RELATION EPISTOLAIRE
Juliette emportée par sa passion pour l’écriture, passait la plupart de ses journées à se perdre dans les méandres de nouvelles aventures imaginaires.
Toute en sensualité, elle vouait une certaine culture à l’érotisme qui guidait chacun de ses mots, mettant en éveil tous ses sens derrière l’écran blanc. Inconsciemment elle menait une danse infernale et soumettait le moindre de ses fantasmes à tous ces hommes qui la lisaient, le plus souvent dans un solitude calculée pour mieux s’imprégner de l’héroïne et ses envies.Elle les imaginait, les yeux rivés sur ses écrits, lire et relire et lire encore, jusqu’à vivre ses aventures, les ressentir la moindre parcelle de son corps, sa bouche gourmande de sensations ! Elle écrivait pour eux, pour les séduire, pour leur donner un peu de cette sensualité qui l’habitait,mais toujours dans le plus grand mystère.Une réelle jouissance l’envahissait,à chacune de ses phrases, pour peu qu’elle puisse imaginer un visage, un homme présent à ses cotés.Une chaleur enchanteresse lui procurait cette sensation délicieuse du désir montant.Elle se laissait souvent aller à des caresses pour ressentir les émotions au diapason de ses amants imaginaires.La jouissance était latente à chacune de ses aventures, mais avec prouesses elle savait brider sa fougue,pour savourer un plaisir inassouvi. Pour le plus grand de ses plaisirs, nombres de courriers elle recevait, des hommes séduits ou tout simplement des lecteurs ravis qui tenaient à lui traduire leurs ressentiments.
Mais pour autant, il en était un pour lequel elle avait une réelle préférence, tant il respectait le mystère de Juliette. Une réelle correspondance s’était ainsi instaurée entre ces deux inconnus, Juliette était un nom prédestiné pour une telle correspondance.Les lettres à Juliette de Victor Hugo, une véritable merveille de la littérature française.

Elle, la plume et lui les yeux, une véritable complicité s’était installée entre eux.
Elle aimait ce qu’elle lui inspirait, qu’il traduisait sans tabous mais toujours dans la décence de ses mots, dans la tournure de ses phrases.Juliette souvent l’imaginait, le désirait sans jamais le lui avouer.
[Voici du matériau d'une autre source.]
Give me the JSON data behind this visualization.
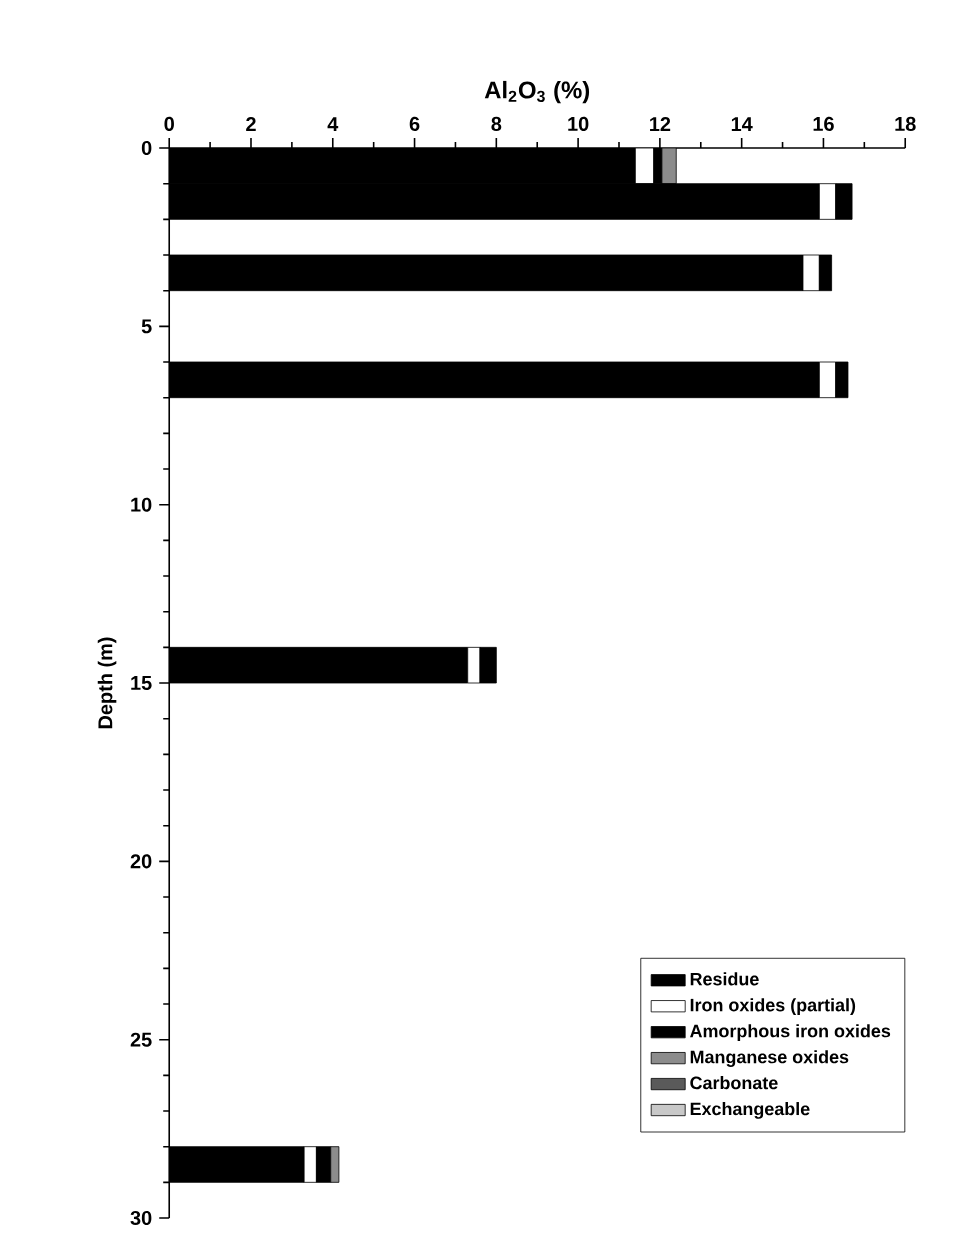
{
  "chart_data": {
    "type": "bar",
    "orientation": "horizontal",
    "stacked": true,
    "xlabel": "Al$_{2}$O$_{3}$ (%)",
    "ylabel": "Depth (m)",
    "x": [
      0.5,
      1.5,
      3.5,
      6.5,
      14.5,
      28.5
    ],
    "xlim": [
      0,
      18
    ],
    "xticks": [
      0,
      2,
      4,
      6,
      8,
      10,
      12,
      14,
      16,
      18
    ],
    "ylim": [
      30,
      0
    ],
    "yticks": [
      0,
      5,
      10,
      15,
      20,
      25,
      30
    ],
    "legend": "bottom right",
    "series": [
      {
        "name": "Residue",
        "color": "#000000",
        "values": [
          11.4,
          15.9,
          15.5,
          15.9,
          7.3,
          3.3
        ]
      },
      {
        "name": "Iron oxides (partial)",
        "color": "#ffffff",
        "values": [
          0.45,
          0.4,
          0.4,
          0.4,
          0.3,
          0.3
        ]
      },
      {
        "name": "Amorphous iron oxides",
        "color": "#000000",
        "values": [
          0.2,
          0.4,
          0.3,
          0.3,
          0.4,
          0.35
        ]
      },
      {
        "name": "Manganese oxides",
        "color": "#8c8c8c",
        "values": [
          0.35,
          null,
          null,
          null,
          null,
          0.2
        ]
      },
      {
        "name": "Carbonate",
        "color": "#5a5a5a",
        "values": [
          null,
          null,
          null,
          null,
          null,
          null
        ]
      },
      {
        "name": "Exchangeable",
        "color": "#c8c8c8",
        "values": [
          null,
          null,
          null,
          null,
          null,
          null
        ]
      }
    ]
  }
}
Cette relation épistolaire, toujours guidée par le mystère, la rendait tous les jours plus sensuelles et empourprait toutes ses pensées.Qui était-il cet homme sur lequel elle aurait aimé posé un doux baiser.Pour lui elle aurait fait glisser ses bas sur ses cuisses, juste simplement pour le séduire, le satin de ses bas pour teinter de mauves et de bleu la vision de son complice.
Tous les mots qu’il lui disait sous sa plume sensuelle, lui parvenaient à elle Juliette comme un aveu de ses désirs et lui provoquaient un vrai plaisir qu’elle traduisait dans ses manuscrits
« Où êtes vous cher Nicolas, disait-elle parfois à voix haute .Ecrivez moi, vos mots m’inspirent et faites de moi celle que votre imaginaire vit »
En vérité, elle le savait, cet homme elle désirait, et pourtant dans la douleur de son esprit, elle devinait que le destin ne les ferait jamais se rencontrer.
Maintenant c’est pour lui qu’elle écrirait en espérant qu’il se reconnaitrait.Toutes ses caresses solitaires lui seraient maintenant dédiées dans la plus stricte intimité de ses aventures imaginaires.